In Balbec, probably based on Cabourg, the hero of Remembrance learns that the sails of a regatta or the dresses of young women do not, in the eyes of an impressionist painter, spoil the spectacle of the eternal sea. The outside world holds no interest save that it permits an alchemy of self. By bringing back to him the involuntary memory of an entire part of his childhood, the taste of a small cake is as important to the hero as the Dreyfus4 affair or the aerial bombardments of Paris. Once before, in Balzac’s Lily in the Valley (le Lys dans la vallée), Madame de Mortsauf’s shoulders were of more importance than the Hundred Days5 and, in Flaubert’s Sentimental Education (l’Education sentimentale), the sale of Madame Arnoux’ furniture eclipsed, in Frédéric’s eyes, Louis-Napoleon Bonaparte’s coup d’Etat on December 2nd, 1851. Since fiction refracts the world in an individual consciousness, the novel often gives the frivolous primacy over the essential.

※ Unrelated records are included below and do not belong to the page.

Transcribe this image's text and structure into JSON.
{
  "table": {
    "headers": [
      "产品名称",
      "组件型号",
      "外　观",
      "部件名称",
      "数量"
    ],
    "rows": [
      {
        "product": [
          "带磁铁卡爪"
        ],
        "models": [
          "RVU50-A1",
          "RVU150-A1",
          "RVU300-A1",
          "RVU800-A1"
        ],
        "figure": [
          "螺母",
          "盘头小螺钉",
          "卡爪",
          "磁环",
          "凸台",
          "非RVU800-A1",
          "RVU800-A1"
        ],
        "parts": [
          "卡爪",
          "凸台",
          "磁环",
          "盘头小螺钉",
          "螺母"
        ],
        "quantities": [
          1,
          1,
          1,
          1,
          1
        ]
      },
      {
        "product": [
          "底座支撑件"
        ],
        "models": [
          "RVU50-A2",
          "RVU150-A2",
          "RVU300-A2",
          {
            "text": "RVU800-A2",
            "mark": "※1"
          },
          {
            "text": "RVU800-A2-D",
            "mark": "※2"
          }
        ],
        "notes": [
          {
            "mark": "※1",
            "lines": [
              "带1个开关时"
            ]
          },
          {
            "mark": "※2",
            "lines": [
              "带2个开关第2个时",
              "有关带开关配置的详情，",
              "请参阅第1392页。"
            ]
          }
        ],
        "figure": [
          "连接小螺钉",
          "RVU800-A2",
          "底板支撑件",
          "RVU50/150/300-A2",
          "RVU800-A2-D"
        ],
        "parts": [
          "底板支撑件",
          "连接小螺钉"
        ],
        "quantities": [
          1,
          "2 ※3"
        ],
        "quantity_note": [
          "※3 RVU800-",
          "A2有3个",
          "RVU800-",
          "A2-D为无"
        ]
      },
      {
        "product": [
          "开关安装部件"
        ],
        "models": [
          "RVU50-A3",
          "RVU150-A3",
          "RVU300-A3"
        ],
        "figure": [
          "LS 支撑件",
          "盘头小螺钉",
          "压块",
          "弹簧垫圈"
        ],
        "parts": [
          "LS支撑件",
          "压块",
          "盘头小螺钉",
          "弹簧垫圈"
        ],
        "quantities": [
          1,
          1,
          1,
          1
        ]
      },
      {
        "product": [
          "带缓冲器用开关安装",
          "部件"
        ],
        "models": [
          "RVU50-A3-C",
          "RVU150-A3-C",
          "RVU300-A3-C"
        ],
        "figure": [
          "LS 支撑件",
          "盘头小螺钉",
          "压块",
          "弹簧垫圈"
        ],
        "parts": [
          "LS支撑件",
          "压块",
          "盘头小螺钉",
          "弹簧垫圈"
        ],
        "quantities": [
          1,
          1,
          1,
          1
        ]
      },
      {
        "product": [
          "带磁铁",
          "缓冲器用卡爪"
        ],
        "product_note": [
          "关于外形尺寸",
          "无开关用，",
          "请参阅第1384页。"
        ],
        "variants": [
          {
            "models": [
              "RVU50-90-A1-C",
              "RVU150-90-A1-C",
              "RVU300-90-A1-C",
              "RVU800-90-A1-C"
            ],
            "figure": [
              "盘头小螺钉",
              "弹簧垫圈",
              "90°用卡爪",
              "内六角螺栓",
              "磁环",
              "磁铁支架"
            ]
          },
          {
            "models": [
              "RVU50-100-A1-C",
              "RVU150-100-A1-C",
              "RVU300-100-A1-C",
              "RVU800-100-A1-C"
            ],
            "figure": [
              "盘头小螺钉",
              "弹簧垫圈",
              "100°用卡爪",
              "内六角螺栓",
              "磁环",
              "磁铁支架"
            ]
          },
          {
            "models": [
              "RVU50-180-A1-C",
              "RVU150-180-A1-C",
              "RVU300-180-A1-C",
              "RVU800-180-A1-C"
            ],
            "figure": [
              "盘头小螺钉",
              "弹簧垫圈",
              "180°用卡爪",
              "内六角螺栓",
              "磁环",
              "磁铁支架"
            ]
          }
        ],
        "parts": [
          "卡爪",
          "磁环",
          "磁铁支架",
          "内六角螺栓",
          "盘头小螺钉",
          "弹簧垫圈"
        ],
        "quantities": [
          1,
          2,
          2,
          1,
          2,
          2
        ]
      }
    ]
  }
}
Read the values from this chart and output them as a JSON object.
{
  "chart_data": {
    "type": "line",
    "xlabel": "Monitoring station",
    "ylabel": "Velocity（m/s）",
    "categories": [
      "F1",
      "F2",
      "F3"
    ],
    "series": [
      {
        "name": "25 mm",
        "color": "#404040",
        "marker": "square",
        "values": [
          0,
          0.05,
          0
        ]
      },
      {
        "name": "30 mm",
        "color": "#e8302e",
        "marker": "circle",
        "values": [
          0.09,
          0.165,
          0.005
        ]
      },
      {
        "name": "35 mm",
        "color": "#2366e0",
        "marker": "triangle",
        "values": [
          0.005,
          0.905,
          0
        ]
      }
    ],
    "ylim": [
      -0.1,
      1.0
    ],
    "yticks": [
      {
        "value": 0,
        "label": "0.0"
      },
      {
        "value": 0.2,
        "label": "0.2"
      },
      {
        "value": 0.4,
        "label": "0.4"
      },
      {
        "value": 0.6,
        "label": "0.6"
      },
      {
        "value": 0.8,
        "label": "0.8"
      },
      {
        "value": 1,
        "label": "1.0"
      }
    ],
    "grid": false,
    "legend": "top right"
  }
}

But, while in the work of the two masters of the 19th century novel, amorous passion caused this inversion of values, love for Proust is no more than an illness. His hero must experience it to heighten his sensitivity, but only a work of art justifies the rehabilitation of what one at first believed insignificant. This demystification of love lies behind the total subjectivity of Remembrance. That neither Swann nor the hero ever manages to find out whether Odette or Albertine is deceiving them is the product of a traditional analysis of jealousy ; Proust’s modernity lies in the fact that the question, in his work, is destined to remain unanswered.
Like an impressionist painting, Remembrance trembles with uncertainties. Actually, Proust contributes to a literary revolution comparable to that accomplished in painting in his day and that the non-figurative painters were to achieve in a more radical way. Proving that the interest of a book resides less in the reality it reflects than in the unique view that it expresses, he inaugurates what Nathalie Sarraute - one of the leading figures in the New Wave6 of fiction - was to call « the age of suspicion », in which the suspicion is less that of romantic and jealous characters than that of the reader invited to decipher the arcanes of a style.
Pierre-Louis Rey
University Academic
1. Recently translated as In Search of Lost Time, although still normally referred to as Remembrance of Things Past.
2. A determinist theory in which a literary work is explained in terms of the historical and social context to which its author belongs.
3. A thousand page manuscript, that Proust never put in any order and the pieces of which have been published in the chronological order of the hero’s life.
4. A politically significant legal case which shook France from 1894 to 1906.
5. A very short period in 1815 when the Emperor Napoleon I briefly returned to power.
6. An expression first coined in the nineteen fifties to describe all the writers who questioned the formal existence of the novel, by venturing into an exploration of writing confronting itself.